Quelques jours passèrent, l’état du commandeur empira. La vieille décida alors d’essayer le bouillon aux herbes : elle pensait que s’il ne faisait pas de bien, il ne pouvait faire de mal. Très vite, le bouillon fut prêt ; mais avant que la vieille ne le porte au commandeur, Mathilda, sans être vue, y plongea sa bague. Le commandeur le trouva bon et but toute la coupe. Quel ne fut pas son étonnement quand il reconnut sa bague ! « Qui a préparé ce bouillon ? » demanda-t-il avec précipitation. La vieille ne voulut pas le dire ; mais lorsqu’il le lui ordonna avec gravité, elle finit par dire : « C’est une pauvre petite servante de cuisine que j’ai prise jadis à mon service.
- Faites vite, dit le commandeur, envoyez-la moi et prenez garde à ce que personne ne s’interpose ! »

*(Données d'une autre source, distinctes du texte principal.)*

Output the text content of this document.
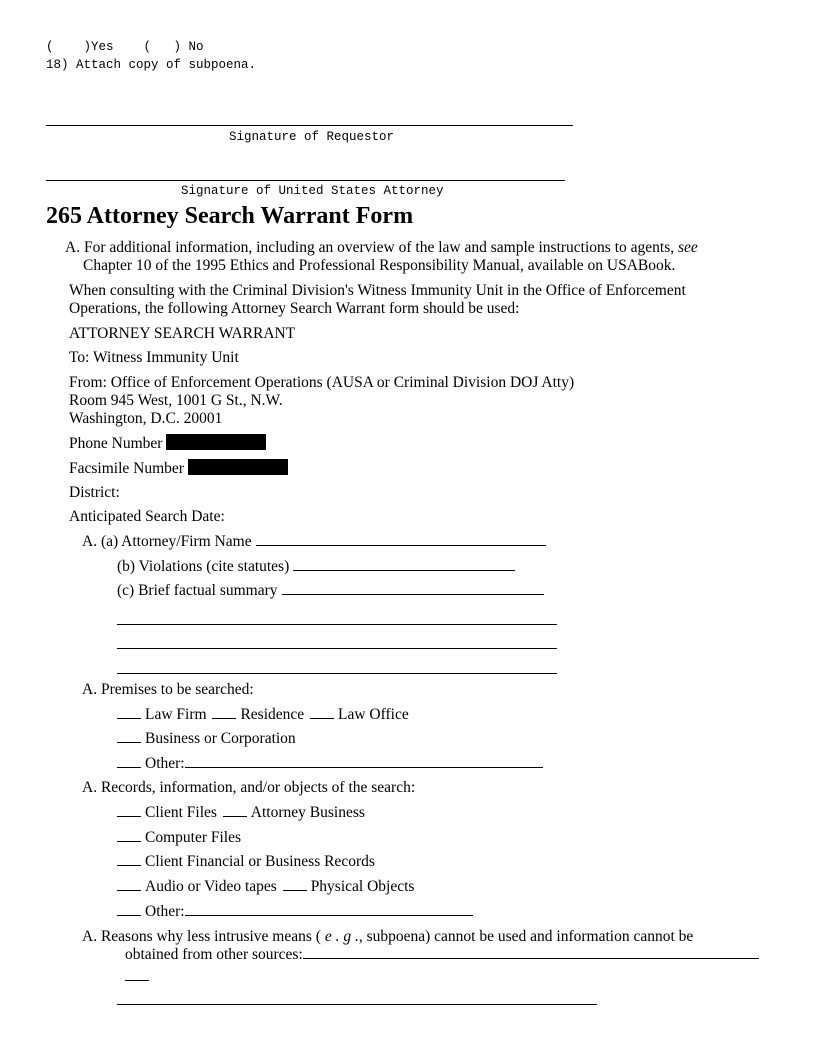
(    )Yes    (   ) No
18) Attach copy of subpoena.
Signature of Requestor
Signature of United States Attorney
265 Attorney Search Warrant Form
A. For additional information, including an overview of the law and sample instructions to agents, see
Chapter 10 of the 1995 Ethics and Professional Responsibility Manual, available on USABook.
When consulting with the Criminal Division's Witness Immunity Unit in the Office of Enforcement
Operations, the following Attorney Search Warrant form should be used:
ATTORNEY SEARCH WARRANT
To: Witness Immunity Unit
From: Office of Enforcement Operations (AUSA or Criminal Division DOJ Atty)
Room 945 West, 1001 G St., N.W.
Washington, D.C. 20001
Phone Number
Facsimile Number
District:
Anticipated Search Date:
A. (a) Attorney/Firm Name
(b) Violations (cite statutes)
(c) Brief factual summary
A. Premises to be searched:
Law Firm Residence Law Office
Business or Corporation
Other:
A. Records, information, and/or objects of the search:
Client Files Attorney Business
Computer Files
Client Financial or Business Records
Audio or Video tapes Physical Objects
Other:
A. Reasons why less intrusive means ( e . g ., subpoena) cannot be used and information cannot be
obtained from other sources:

La vieille transmit l’ordre. La petite demoiselle de Morimont revêtit sa plus belle robe. Quand elle sortit de sa petite chambre, la vieille s’effraya tant qu’elle tomba et se brisa une jambe. La demoiselle se rendit auprès du commandeur qui fut suprêmement heureux de la revoir et de la serrer dans ses bras. Elle lui raconta son histoire, lui révéla son nom et le pouvoir de sa pomme miraculeuse, mais lui demanda d’en garder le secret. Elle ajouta qu’elle pouvait encore faire un vœu et que c’était à lui de le faire si tel était son bon plaisir. Il souhaita paix et bonheur à sa future épouse, sa vie durant.
Le commandeur retrouva vite la santé, épousa la demoiselle de Morimont et le couple vécurent heureux durant de longues années.